23 jun 2007 . Actualizado a las 07:00 h.

Llegó, como había anunciado, por San Xoán, pero ya está pensando en la puesta a punto de su barco para el próximo año. Suso Leiro no pudo cumplir su deseo de llegar a la tumba del Titanic y lo intentará de nuevo a partir de marzo, cuando los días allí sean más largos. El navegante fue recibido por familiares y amigos cuando atracó en el puerto de Sanxenxo y, después de descansar unas horas resumió su viaje. «Ha sido un poco duro -comentó-, por el temporal que había allí. Aunque ninguna vela se rompió, sí que hubo momentos duros, como cuando se dobló el eje del timón, se estropeó la radio de largo alcance o el agua entraba por todas partes y mojó los equipos electrónicos. El barco es pequeño, y los golpes del mar te mandan por el aire». A pesar de que navegar solo supone estar, como dice Leiro, «24 horas de guardia» y su cuerpo muestra huellas evidentes del desgaste, el navegante ha tenido tiempo incluso para componer poesías durante este y otros viajes. A algunas de ellas también les ha puesto música. «Ahora tenemos la ventaja de que llevamos el ordenador, para ver las cartas náuticas, las mareas, los horarios... Y todo lo que se te ocurre lo puedes ir grabando», explica. Leiro dice que tiene poesías sobre el amor, la navegación, la fantasía, el mismo Titanic, las sirenas, los mensajes en botellas o también fantásticas y su ilusión es verlas publicadas algún día.
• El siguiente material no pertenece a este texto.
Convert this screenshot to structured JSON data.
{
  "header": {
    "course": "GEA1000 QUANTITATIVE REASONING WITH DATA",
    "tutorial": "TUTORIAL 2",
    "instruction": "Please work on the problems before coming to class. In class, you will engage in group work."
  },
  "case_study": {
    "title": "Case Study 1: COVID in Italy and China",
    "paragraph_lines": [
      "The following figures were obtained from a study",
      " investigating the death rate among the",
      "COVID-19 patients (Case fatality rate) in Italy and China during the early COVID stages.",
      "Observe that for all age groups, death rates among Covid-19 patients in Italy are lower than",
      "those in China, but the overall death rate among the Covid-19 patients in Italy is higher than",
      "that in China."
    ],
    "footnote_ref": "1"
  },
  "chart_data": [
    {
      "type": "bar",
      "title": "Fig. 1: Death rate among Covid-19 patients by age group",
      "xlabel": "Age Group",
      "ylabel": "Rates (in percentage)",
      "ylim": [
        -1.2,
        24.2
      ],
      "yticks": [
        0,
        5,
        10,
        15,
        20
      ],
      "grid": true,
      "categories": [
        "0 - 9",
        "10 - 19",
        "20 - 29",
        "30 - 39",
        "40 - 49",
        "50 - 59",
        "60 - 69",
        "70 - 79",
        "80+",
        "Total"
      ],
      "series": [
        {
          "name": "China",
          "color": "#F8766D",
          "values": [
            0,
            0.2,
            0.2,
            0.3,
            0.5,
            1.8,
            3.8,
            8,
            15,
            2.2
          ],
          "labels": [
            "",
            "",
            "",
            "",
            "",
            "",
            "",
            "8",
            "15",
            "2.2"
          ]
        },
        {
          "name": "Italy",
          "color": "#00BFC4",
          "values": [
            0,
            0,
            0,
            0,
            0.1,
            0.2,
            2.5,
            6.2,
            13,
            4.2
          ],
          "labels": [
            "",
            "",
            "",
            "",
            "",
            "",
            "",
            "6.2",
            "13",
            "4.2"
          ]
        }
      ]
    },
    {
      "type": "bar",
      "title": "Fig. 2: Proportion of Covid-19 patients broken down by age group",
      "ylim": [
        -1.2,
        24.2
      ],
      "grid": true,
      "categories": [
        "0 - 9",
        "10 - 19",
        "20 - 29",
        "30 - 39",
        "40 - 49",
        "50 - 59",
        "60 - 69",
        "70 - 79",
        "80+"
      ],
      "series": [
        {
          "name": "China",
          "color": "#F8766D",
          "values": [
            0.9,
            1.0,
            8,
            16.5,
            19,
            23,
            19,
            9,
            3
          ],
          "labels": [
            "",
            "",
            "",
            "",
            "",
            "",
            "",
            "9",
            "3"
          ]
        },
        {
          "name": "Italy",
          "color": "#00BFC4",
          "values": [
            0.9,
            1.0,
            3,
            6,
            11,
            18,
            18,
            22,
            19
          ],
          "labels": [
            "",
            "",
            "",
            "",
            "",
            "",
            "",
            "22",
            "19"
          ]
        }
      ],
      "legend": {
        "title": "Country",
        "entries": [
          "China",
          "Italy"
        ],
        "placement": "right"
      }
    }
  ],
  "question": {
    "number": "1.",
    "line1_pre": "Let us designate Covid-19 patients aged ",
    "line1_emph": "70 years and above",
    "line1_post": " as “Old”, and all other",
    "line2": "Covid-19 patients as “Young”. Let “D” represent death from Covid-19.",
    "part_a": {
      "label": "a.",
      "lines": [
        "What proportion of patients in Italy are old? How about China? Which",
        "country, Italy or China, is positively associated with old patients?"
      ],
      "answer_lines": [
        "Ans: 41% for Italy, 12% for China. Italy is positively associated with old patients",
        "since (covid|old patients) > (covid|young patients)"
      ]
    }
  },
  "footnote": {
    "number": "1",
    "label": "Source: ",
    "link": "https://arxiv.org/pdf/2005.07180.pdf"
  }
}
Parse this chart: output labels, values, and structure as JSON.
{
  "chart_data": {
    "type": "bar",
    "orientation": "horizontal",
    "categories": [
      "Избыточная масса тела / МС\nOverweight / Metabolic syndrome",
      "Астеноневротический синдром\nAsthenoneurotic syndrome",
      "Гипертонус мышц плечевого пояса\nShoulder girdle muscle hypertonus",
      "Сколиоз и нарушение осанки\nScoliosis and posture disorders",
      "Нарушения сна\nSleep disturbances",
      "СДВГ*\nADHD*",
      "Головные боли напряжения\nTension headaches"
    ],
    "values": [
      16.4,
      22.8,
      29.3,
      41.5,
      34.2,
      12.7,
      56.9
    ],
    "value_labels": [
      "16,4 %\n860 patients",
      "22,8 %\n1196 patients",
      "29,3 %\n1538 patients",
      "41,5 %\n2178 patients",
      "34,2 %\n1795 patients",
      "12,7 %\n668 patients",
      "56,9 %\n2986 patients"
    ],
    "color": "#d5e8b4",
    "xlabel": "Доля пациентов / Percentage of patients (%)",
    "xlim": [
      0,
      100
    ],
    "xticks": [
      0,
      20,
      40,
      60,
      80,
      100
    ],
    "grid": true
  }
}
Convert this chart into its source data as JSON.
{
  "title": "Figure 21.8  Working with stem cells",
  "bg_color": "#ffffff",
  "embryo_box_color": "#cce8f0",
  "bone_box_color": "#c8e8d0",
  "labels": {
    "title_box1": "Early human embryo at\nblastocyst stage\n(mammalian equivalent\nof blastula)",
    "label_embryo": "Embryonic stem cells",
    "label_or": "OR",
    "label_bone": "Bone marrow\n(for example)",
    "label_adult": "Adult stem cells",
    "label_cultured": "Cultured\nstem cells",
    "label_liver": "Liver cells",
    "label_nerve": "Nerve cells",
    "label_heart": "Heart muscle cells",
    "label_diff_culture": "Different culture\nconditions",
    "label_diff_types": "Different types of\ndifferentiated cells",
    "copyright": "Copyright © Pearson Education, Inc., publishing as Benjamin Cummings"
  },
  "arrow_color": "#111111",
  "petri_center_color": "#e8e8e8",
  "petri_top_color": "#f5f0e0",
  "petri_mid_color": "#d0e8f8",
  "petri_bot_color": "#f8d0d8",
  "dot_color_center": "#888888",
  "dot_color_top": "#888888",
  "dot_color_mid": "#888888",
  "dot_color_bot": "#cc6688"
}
Leiro dice que no se tomará tiempo de descanso, porque asegura que en tierra ya descansa relajando la mente. Así que ya está pensando en los retoques que le dará a su barco para emprender su nueva aventura. Uno de los aspectos que más trabajará será el de la impermeabilización. «Los barcos cada vez tienen más aparatos eléctricos y como el agua del mar es salada, si se mojan te puedes quedar hasta sin comunicación», señala. Y además, también estudia la instalación de unas nuevas velas más modernas, de menor tamaño pero mejores para frenar el viento. Quienes no tuvieron que hacer un viaje tan largo para una merecida recompensa culinaria fueron los participantes en el primer encuentro de ocio y tiempo libre para personas sordas que ayer organizó en A Escusa (Poio) la Asociación de Sordos Río Lérez de Pontevedra. Los asistentes pudieron degustar churrasco, empanada, queso y embutidos. Y por la noche, tenían previsto ir a la hoguera de A Seca.